KANSAS CITY, Mo. -- The Kansas City Chiefs began the season alarmingly short on experience at cornerback and just hopeful to get by until veteran Bashaud Breeland returned from a four-game suspension.
Instead, they have thrived. The Chiefs are 4-0 and they're second in points allowed and third in passing yards allowed. They are tied for third in interceptions after getting three in last week's win over the New England Patriots.
For this, the Chiefs can credit many things, including a resourceful coaching staff and a productive pass rush. Most of all, it's due to a group of defensive backs who other than Tyrann Mathieu are young and unheralded.
"I've got the best secondary in football behind me," defensive end Frank Clark. "I've got Tyrann back there making those guys great."

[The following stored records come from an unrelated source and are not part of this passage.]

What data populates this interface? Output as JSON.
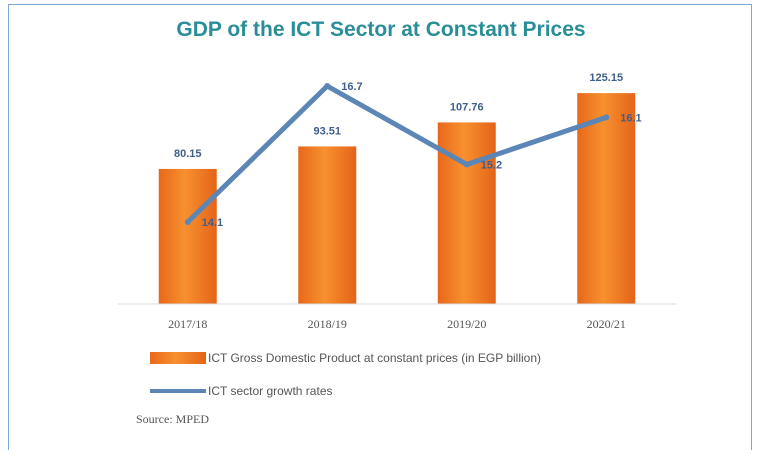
{
  "chart_data": {
    "type": "bar",
    "title": "GDP of the ICT Sector at Constant Prices",
    "categories": [
      "2017/18",
      "2018/19",
      "2019/20",
      "2020/21"
    ],
    "series": [
      {
        "name": "ICT Gross Domestic Product at constant prices (in EGP billion)",
        "type": "bar",
        "values": [
          80.15,
          93.51,
          107.76,
          125.15
        ],
        "labels": [
          "80.15",
          "93.51",
          "107.76",
          "125.15"
        ],
        "color": "#f07a22"
      },
      {
        "name": "ICT sector growth rates",
        "type": "line",
        "values": [
          14.1,
          16.7,
          15.2,
          16.1
        ],
        "labels": [
          "14.1",
          "16.7",
          "15.2",
          "16.1"
        ],
        "color": "#5b86b6"
      }
    ],
    "legend_position": "bottom-left",
    "grid": false
  },
  "source": "Source: MPED"
}
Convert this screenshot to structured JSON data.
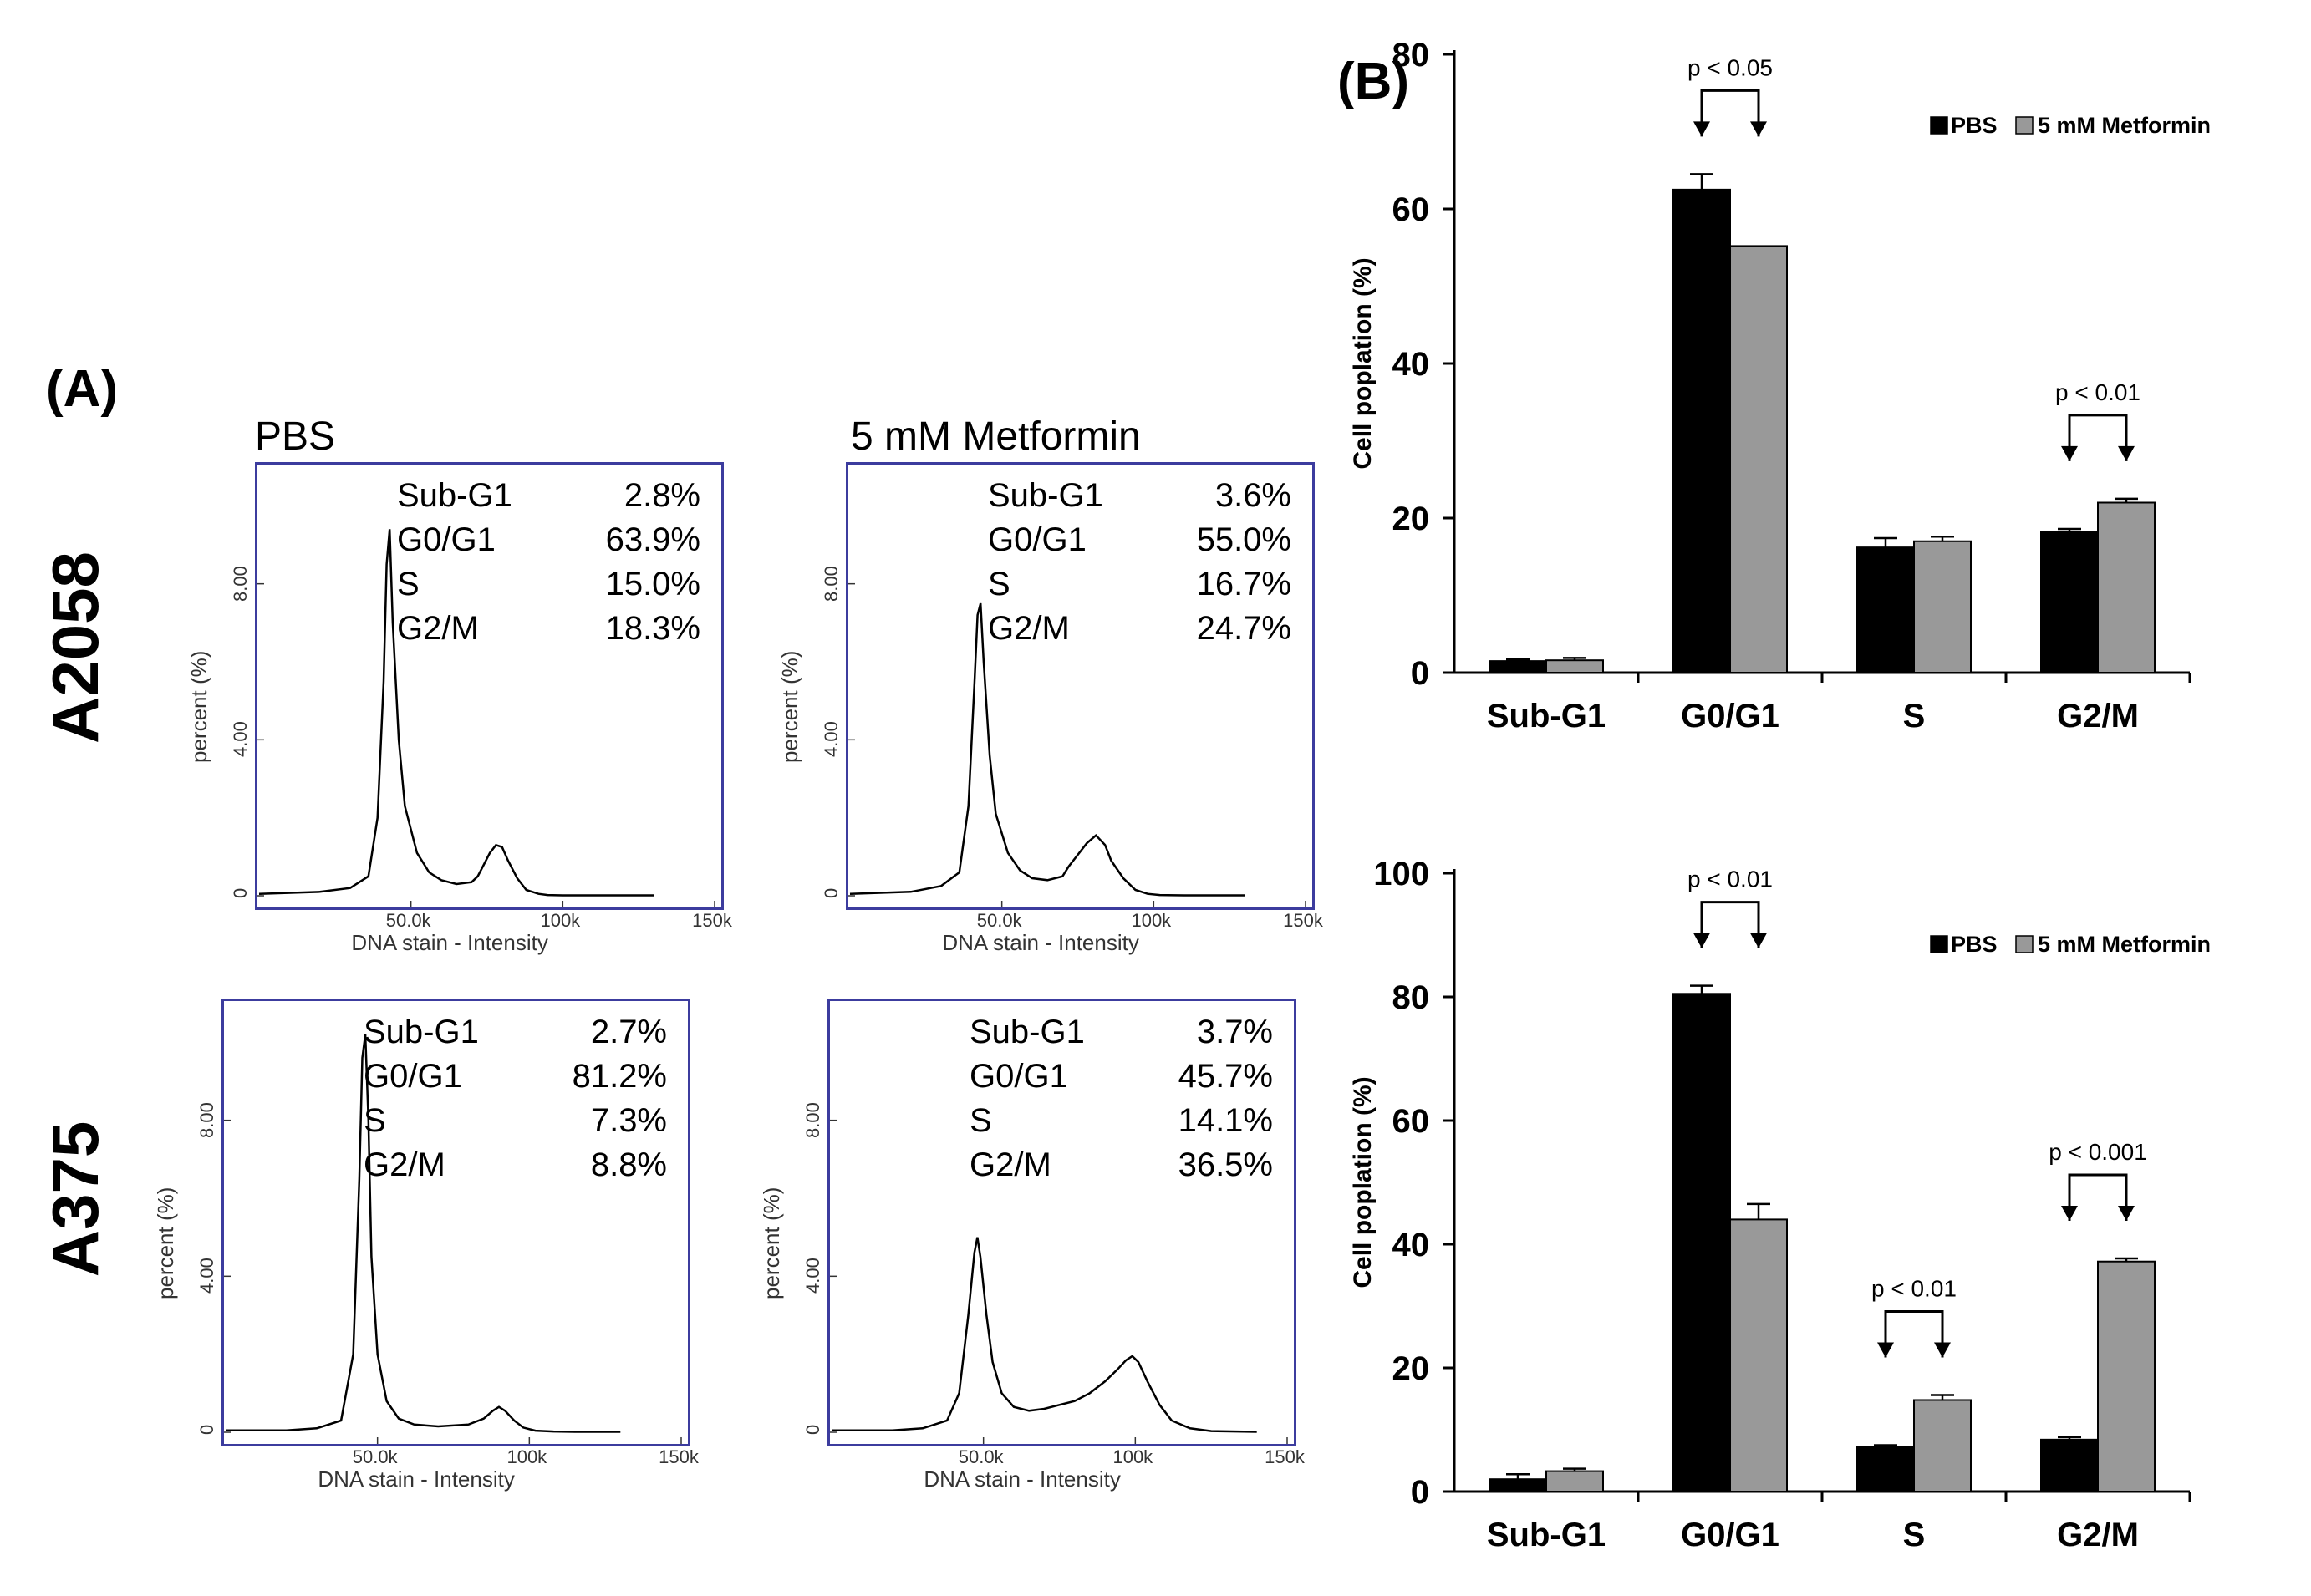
{
  "panel_a": {
    "label": "(A)",
    "column_headers": [
      "PBS",
      "5 mM Metformin"
    ],
    "row_labels": [
      "A2058",
      "A375"
    ],
    "histogram_x_label": "DNA stain - Intensity",
    "histogram_y_label": "percent (%)",
    "histogram_x_ticks": [
      "50.0k",
      "100k",
      "150k"
    ],
    "histogram_y_ticks": [
      "0",
      "4.00",
      "8.00"
    ]
  },
  "panel_b": {
    "label": "(B)"
  },
  "chart_data": [
    {
      "type": "area",
      "cell_line": "A2058",
      "condition": "PBS",
      "x": [
        0,
        20,
        30,
        36,
        39,
        41,
        42,
        43,
        44,
        46,
        48,
        52,
        56,
        60,
        65,
        70,
        72,
        74,
        76,
        78,
        80,
        82,
        85,
        88,
        92,
        95,
        100,
        110,
        120,
        130
      ],
      "y": [
        0.05,
        0.1,
        0.2,
        0.5,
        2.0,
        5.5,
        8.5,
        9.4,
        7.0,
        4.0,
        2.3,
        1.1,
        0.6,
        0.4,
        0.3,
        0.35,
        0.5,
        0.8,
        1.1,
        1.3,
        1.25,
        0.9,
        0.45,
        0.15,
        0.05,
        0.02,
        0.01,
        0.01,
        0.01,
        0.01
      ],
      "populations": [
        {
          "phase": "Sub-G1",
          "percent": "2.8%"
        },
        {
          "phase": "G0/G1",
          "percent": "63.9%"
        },
        {
          "phase": "S",
          "percent": "15.0%"
        },
        {
          "phase": "G2/M",
          "percent": "18.3%"
        }
      ]
    },
    {
      "type": "area",
      "cell_line": "A2058",
      "condition": "5 mM Metformin",
      "x": [
        0,
        20,
        30,
        36,
        39,
        41,
        42,
        43,
        44,
        46,
        48,
        52,
        56,
        60,
        65,
        70,
        72,
        75,
        78,
        81,
        84,
        86,
        90,
        94,
        98,
        102,
        110,
        120,
        130
      ],
      "y": [
        0.05,
        0.1,
        0.25,
        0.6,
        2.3,
        5.5,
        7.2,
        7.5,
        6.0,
        3.6,
        2.1,
        1.1,
        0.65,
        0.45,
        0.4,
        0.5,
        0.75,
        1.05,
        1.35,
        1.55,
        1.3,
        0.9,
        0.45,
        0.15,
        0.05,
        0.02,
        0.01,
        0.01,
        0.01
      ],
      "populations": [
        {
          "phase": "Sub-G1",
          "percent": "3.6%"
        },
        {
          "phase": "G0/G1",
          "percent": "55.0%"
        },
        {
          "phase": "S",
          "percent": "16.7%"
        },
        {
          "phase": "G2/M",
          "percent": "24.7%"
        }
      ]
    },
    {
      "type": "area",
      "cell_line": "A375",
      "condition": "PBS",
      "x": [
        0,
        20,
        30,
        38,
        42,
        44,
        45,
        46,
        47,
        48,
        50,
        53,
        57,
        62,
        70,
        80,
        85,
        88,
        90,
        92,
        95,
        98,
        102,
        108,
        115,
        130
      ],
      "y": [
        0.05,
        0.05,
        0.1,
        0.3,
        2.0,
        6.5,
        9.6,
        10.2,
        8.0,
        4.5,
        2.0,
        0.8,
        0.35,
        0.2,
        0.15,
        0.2,
        0.35,
        0.55,
        0.65,
        0.55,
        0.3,
        0.12,
        0.04,
        0.02,
        0.01,
        0.01
      ],
      "populations": [
        {
          "phase": "Sub-G1",
          "percent": "2.7%"
        },
        {
          "phase": "G0/G1",
          "percent": "81.2%"
        },
        {
          "phase": "S",
          "percent": "7.3%"
        },
        {
          "phase": "G2/M",
          "percent": "8.8%"
        }
      ]
    },
    {
      "type": "area",
      "cell_line": "A375",
      "condition": "5 mM Metformin",
      "x": [
        0,
        20,
        30,
        38,
        42,
        45,
        47,
        48,
        49,
        51,
        53,
        56,
        60,
        65,
        70,
        75,
        80,
        85,
        90,
        94,
        97,
        99,
        101,
        104,
        108,
        112,
        118,
        125,
        140
      ],
      "y": [
        0.05,
        0.05,
        0.1,
        0.3,
        1.0,
        3.0,
        4.6,
        5.0,
        4.5,
        3.0,
        1.8,
        1.0,
        0.65,
        0.55,
        0.6,
        0.7,
        0.8,
        1.0,
        1.3,
        1.6,
        1.85,
        1.95,
        1.8,
        1.3,
        0.7,
        0.3,
        0.1,
        0.03,
        0.01
      ],
      "populations": [
        {
          "phase": "Sub-G1",
          "percent": "3.7%"
        },
        {
          "phase": "G0/G1",
          "percent": "45.7%"
        },
        {
          "phase": "S",
          "percent": "14.1%"
        },
        {
          "phase": "G2/M",
          "percent": "36.5%"
        }
      ]
    },
    {
      "type": "bar",
      "cell_line": "A2058",
      "categories": [
        "Sub-G1",
        "G0/G1",
        "S",
        "G2/M"
      ],
      "series": [
        {
          "name": "PBS",
          "values": [
            1.5,
            62.5,
            16.2,
            18.2
          ],
          "errors": [
            0.2,
            2.0,
            1.2,
            0.4
          ],
          "color": "#000000"
        },
        {
          "name": "5 mM Metformin",
          "values": [
            1.6,
            55.2,
            17.0,
            22.0
          ],
          "errors": [
            0.3,
            0.0,
            0.6,
            0.5
          ],
          "color": "#999999"
        }
      ],
      "ylabel": "Cell poplation (%)",
      "ylim": [
        0,
        80
      ],
      "yticks": [
        0,
        20,
        40,
        60,
        80
      ],
      "annotations": [
        {
          "category": "G0/G1",
          "text": "p < 0.05"
        },
        {
          "category": "G2/M",
          "text": "p < 0.01"
        }
      ]
    },
    {
      "type": "bar",
      "cell_line": "A375",
      "categories": [
        "Sub-G1",
        "G0/G1",
        "S",
        "G2/M"
      ],
      "series": [
        {
          "name": "PBS",
          "values": [
            2.0,
            80.5,
            7.2,
            8.4
          ],
          "errors": [
            0.8,
            1.3,
            0.3,
            0.4
          ],
          "color": "#000000"
        },
        {
          "name": "5 mM Metformin",
          "values": [
            3.3,
            44.0,
            14.8,
            37.2
          ],
          "errors": [
            0.4,
            2.5,
            0.8,
            0.5
          ],
          "color": "#999999"
        }
      ],
      "ylabel": "Cell poplation (%)",
      "ylim": [
        0,
        100
      ],
      "yticks": [
        0,
        20,
        40,
        60,
        80,
        100
      ],
      "annotations": [
        {
          "category": "G0/G1",
          "text": "p < 0.01"
        },
        {
          "category": "S",
          "text": "p < 0.01"
        },
        {
          "category": "G2/M",
          "text": "p < 0.001"
        }
      ]
    }
  ]
}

While other teams might argue with Clark's assessment, there's no doubting how well the Chiefs' secondary has played. It was an unexpected development given the suspension of Breeland and injuries that cost cornerbacks Charvarius Ward and L'Jarius Sneed one full game apiece.

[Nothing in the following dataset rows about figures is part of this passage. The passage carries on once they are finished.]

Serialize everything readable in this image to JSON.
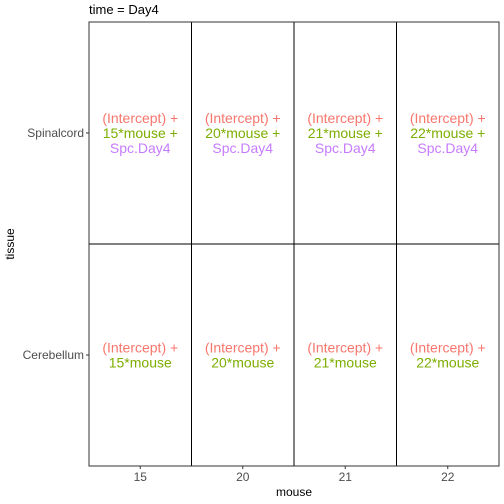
{
  "chart_data": {
    "type": "table",
    "title": "time = Day4",
    "xlabel": "mouse",
    "ylabel": "tissue",
    "x_categories": [
      "15",
      "20",
      "21",
      "22"
    ],
    "y_categories": [
      "Spinalcord",
      "Cerebellum"
    ],
    "grid": false,
    "colors": {
      "intercept": "#F8766D",
      "mouse": "#7CAE00",
      "interaction": "#C77CFF",
      "panel_border": "#000000",
      "frame": "#333333",
      "axis_text": "#4d4d4d"
    },
    "cells": [
      {
        "tissue": "Spinalcord",
        "mouse": "15",
        "lines": [
          {
            "text": "(Intercept) +",
            "term": "intercept"
          },
          {
            "text": "15*mouse +",
            "term": "mouse"
          },
          {
            "text": "Spc.Day4",
            "term": "interaction"
          }
        ]
      },
      {
        "tissue": "Spinalcord",
        "mouse": "20",
        "lines": [
          {
            "text": "(Intercept) +",
            "term": "intercept"
          },
          {
            "text": "20*mouse +",
            "term": "mouse"
          },
          {
            "text": "Spc.Day4",
            "term": "interaction"
          }
        ]
      },
      {
        "tissue": "Spinalcord",
        "mouse": "21",
        "lines": [
          {
            "text": "(Intercept) +",
            "term": "intercept"
          },
          {
            "text": "21*mouse +",
            "term": "mouse"
          },
          {
            "text": "Spc.Day4",
            "term": "interaction"
          }
        ]
      },
      {
        "tissue": "Spinalcord",
        "mouse": "22",
        "lines": [
          {
            "text": "(Intercept) +",
            "term": "intercept"
          },
          {
            "text": "22*mouse +",
            "term": "mouse"
          },
          {
            "text": "Spc.Day4",
            "term": "interaction"
          }
        ]
      },
      {
        "tissue": "Cerebellum",
        "mouse": "15",
        "lines": [
          {
            "text": "(Intercept) +",
            "term": "intercept"
          },
          {
            "text": "15*mouse",
            "term": "mouse"
          }
        ]
      },
      {
        "tissue": "Cerebellum",
        "mouse": "20",
        "lines": [
          {
            "text": "(Intercept) +",
            "term": "intercept"
          },
          {
            "text": "20*mouse",
            "term": "mouse"
          }
        ]
      },
      {
        "tissue": "Cerebellum",
        "mouse": "21",
        "lines": [
          {
            "text": "(Intercept) +",
            "term": "intercept"
          },
          {
            "text": "21*mouse",
            "term": "mouse"
          }
        ]
      },
      {
        "tissue": "Cerebellum",
        "mouse": "22",
        "lines": [
          {
            "text": "(Intercept) +",
            "term": "intercept"
          },
          {
            "text": "22*mouse",
            "term": "mouse"
          }
        ]
      }
    ]
  }
}
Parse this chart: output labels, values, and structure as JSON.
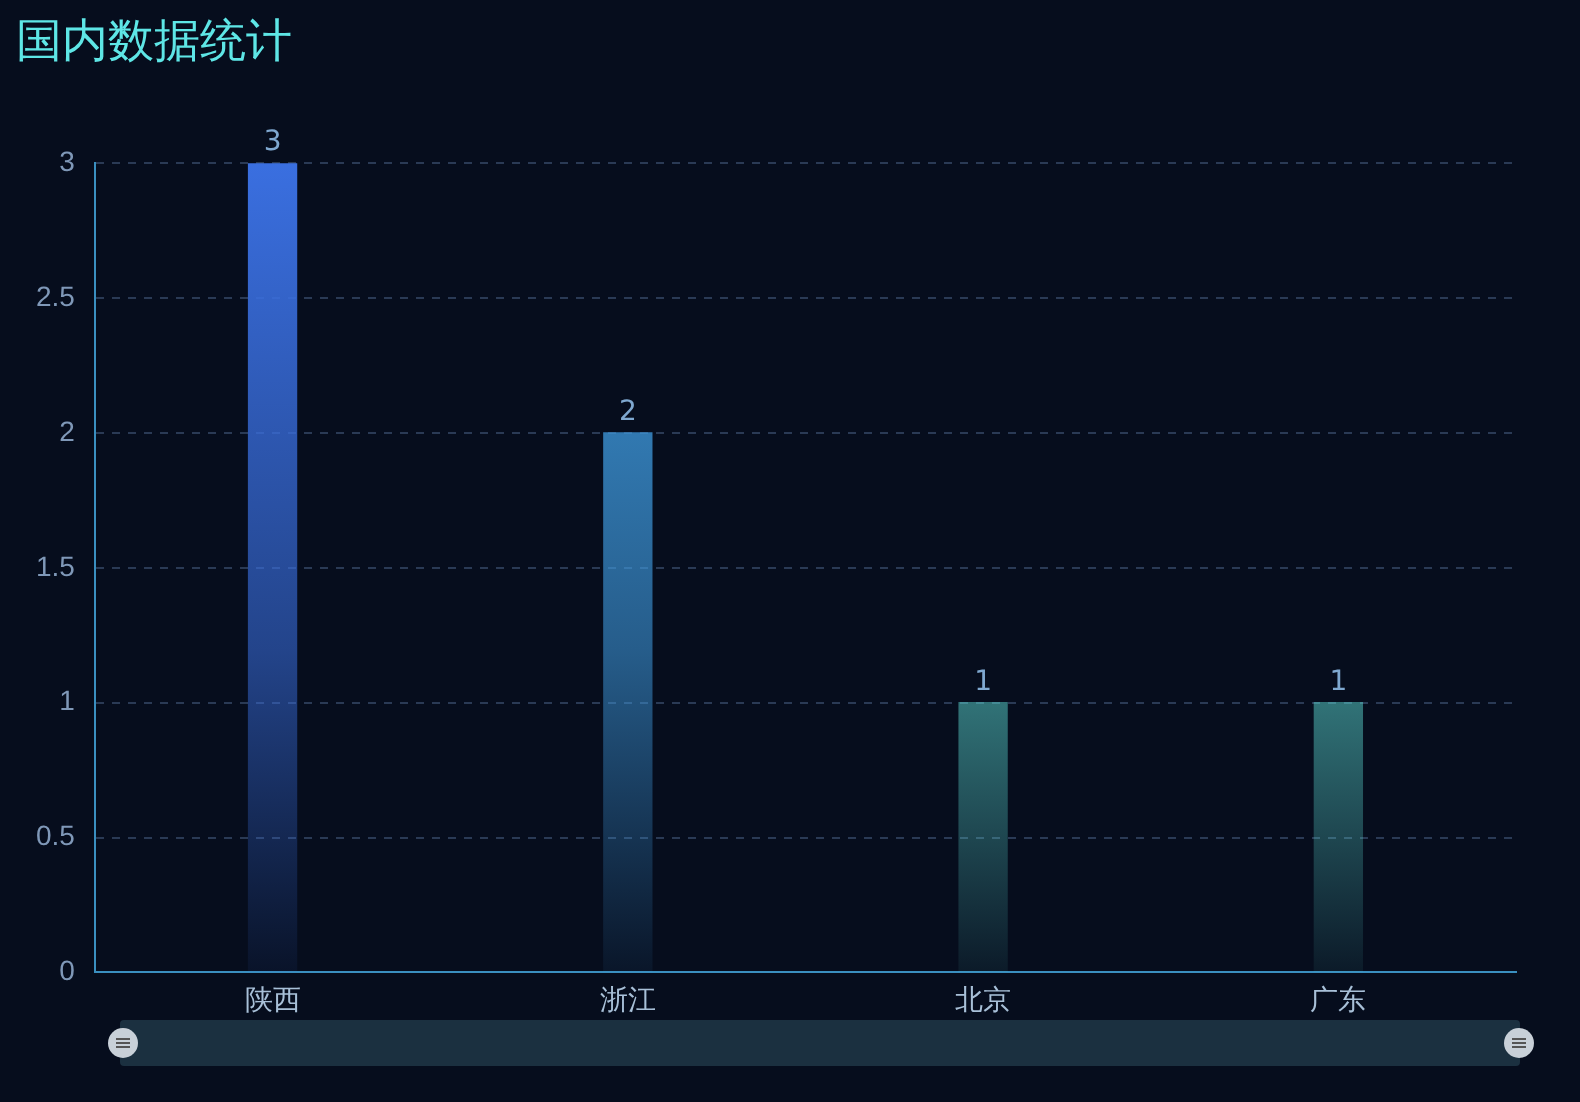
{
  "chart_data": {
    "type": "bar",
    "title": "国内数据统计",
    "categories": [
      "陕西",
      "浙江",
      "北京",
      "广东"
    ],
    "values": [
      3,
      2,
      1,
      1
    ],
    "colors": [
      "#3a6fe0",
      "#3f9be0",
      "#5fe0d8",
      "#5fe0d8"
    ],
    "ylim": [
      0,
      3
    ],
    "yticks": [
      0,
      0.5,
      1,
      1.5,
      2,
      2.5,
      3
    ],
    "grid": "y",
    "legend": false,
    "data_labels": true
  }
}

The absence of Breeland left Ward, who became a starter last season, as the Chiefs' most experienced full-time corner. But Sneed, a rookie and fourth-round draft pick, had an interception in each of the Chiefs' first two games before breaking his collarbone. Second-year corner Rashad Fenton had a big game last week with an interception and four passes broken up.
Mathieu has been heavily involved as well. He has 140 snaps as a nickelback this year, compared to 61 at safety. He returned an interception for a touchdown against the Patriots.
"It's always cool when you can get your hands on the ball and obviously create some sacks [with coverage]," Mathieu said. "I still feel like we can play so much better, and I think that's the goal, for us to kind of forget about this game. Obviously, our younger guys stepped up, played well. But we're getting into the thick of it. We've got two real tough opponents coming up and we've got to find a way to get better.
"Competing against our offense all training camp, a lot of these guys have been getting work against some of the best offensive players in the league. I'm obviously happy for them, for them to have an opportunity to play obviously for a great team but to go out on the big stage and play well against a big-time opponent, some good football teams. I'm just hoping those guys can continue to get better and continue to stay motivated and hungry."
Breeland is eligible to play for the Chiefs for the first time this season on Sunday against the Las Vegas Raiders at Arrowhead Stadium (1 p.m. ET, CBS). His best game last season came in Super Bowl LIV, in which he had an interception.
Sneed is on the injured reserve list, so he won't play against the Raiders. But Ward and Fenton will be available.
"You can't have enough of those guys," Chiefs coach Andy Reid said. "You need corners and Bashaud comes back this week, so it'll be good to get him back in the mix, too."
Another point of pride for the Chiefs, particularly with the injuries and suspension, is that the longest pass play allowed is 35 yards, which is second best in the league. Limiting big plays has been an emphasis.
"Explosive plays are the one thing that really, really hurt you in this league," defensive coordinator Steve Spagnuolo said. "It's hard enough to defend somebody when you make them drive and make them earn it, but you give up the big plays -- our guys have done a nice job.
"You put the secondary in as a whole when you start talking about denying explosive plays. And to take it one step further, our up-front guys have done a really great job even on some play-actions, first or second down when teams wanted to take a shot, have made the quarterback either tuck it or make him throw it really quick and check it down. So, it's kind of all packaged together. We're fortunate we're in a couple of games here and we haven't given them up, but that's going to be a focus every week."